This report describes a second-generation photostimulator with four
primary lights that allows independent control of the stimulation of
the four receptor types in the human eye. The new design uses LEDs
(with light levels controlled by eight drivers that include
voltage-to-frequency converters that provide 1-μs pulses at
frequencies up to 250 kHz), with four center channels being combined by
use of a fiber optic assembly, and likewise for four surround channels.
Four fiber optic bundles are merged into a single bundle whose output
is fed into a spatial homogenizer terminated by a diffuser. An
interference filter is sandwiched between each LED and the fiber optic
bundle. Two camera lenses collimate light from the diffusers, one for
center and one for surround. The center-surround field configuration is
formed by a photometric cube with a mirrored ellipse on the hypotenuse.

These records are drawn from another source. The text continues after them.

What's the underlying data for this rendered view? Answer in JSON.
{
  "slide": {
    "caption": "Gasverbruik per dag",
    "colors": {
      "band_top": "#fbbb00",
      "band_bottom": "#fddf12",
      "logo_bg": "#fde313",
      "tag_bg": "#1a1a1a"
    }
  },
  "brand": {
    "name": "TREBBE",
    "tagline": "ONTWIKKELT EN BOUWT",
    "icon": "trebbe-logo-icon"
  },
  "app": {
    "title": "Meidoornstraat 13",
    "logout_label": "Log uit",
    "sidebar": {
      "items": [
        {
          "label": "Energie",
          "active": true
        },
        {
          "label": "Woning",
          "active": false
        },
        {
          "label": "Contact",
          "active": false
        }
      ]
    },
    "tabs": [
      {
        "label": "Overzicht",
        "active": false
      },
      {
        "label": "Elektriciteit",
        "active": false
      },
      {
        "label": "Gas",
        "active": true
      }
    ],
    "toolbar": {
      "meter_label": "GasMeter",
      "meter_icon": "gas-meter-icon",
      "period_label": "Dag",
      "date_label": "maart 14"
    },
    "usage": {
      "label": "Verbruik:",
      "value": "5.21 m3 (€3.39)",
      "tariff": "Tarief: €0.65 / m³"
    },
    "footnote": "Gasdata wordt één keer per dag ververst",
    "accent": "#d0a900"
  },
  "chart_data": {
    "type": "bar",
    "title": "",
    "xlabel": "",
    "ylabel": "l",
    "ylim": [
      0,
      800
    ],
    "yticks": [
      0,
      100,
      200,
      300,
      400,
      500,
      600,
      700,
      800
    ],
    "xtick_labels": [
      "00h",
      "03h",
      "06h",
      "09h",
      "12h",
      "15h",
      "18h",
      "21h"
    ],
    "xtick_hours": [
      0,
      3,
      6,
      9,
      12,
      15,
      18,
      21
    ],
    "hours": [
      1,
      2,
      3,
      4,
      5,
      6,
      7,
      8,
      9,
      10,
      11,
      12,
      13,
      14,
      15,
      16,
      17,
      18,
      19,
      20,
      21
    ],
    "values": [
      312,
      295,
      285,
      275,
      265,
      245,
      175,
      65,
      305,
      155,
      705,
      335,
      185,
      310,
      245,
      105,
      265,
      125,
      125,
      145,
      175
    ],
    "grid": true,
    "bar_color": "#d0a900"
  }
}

A field lens places images of the diffusers in the plane of an
artificial pupil. The fields are highly uniform. Following alignment
and calibration, the center and surround fields are indistinguishable.
An observer calibration procedure, designed to compensate for
prereceptoral filtering, is shown by calculation to correct also for
normal observer receptoral spectral sensitivity variation. With the
instrument calibrated for the individual observer, a peripherally
fixated 200-ms 40% contrast rod center field pulse, highly conspicuous
under dark adaptation, is invisible following light adaptation.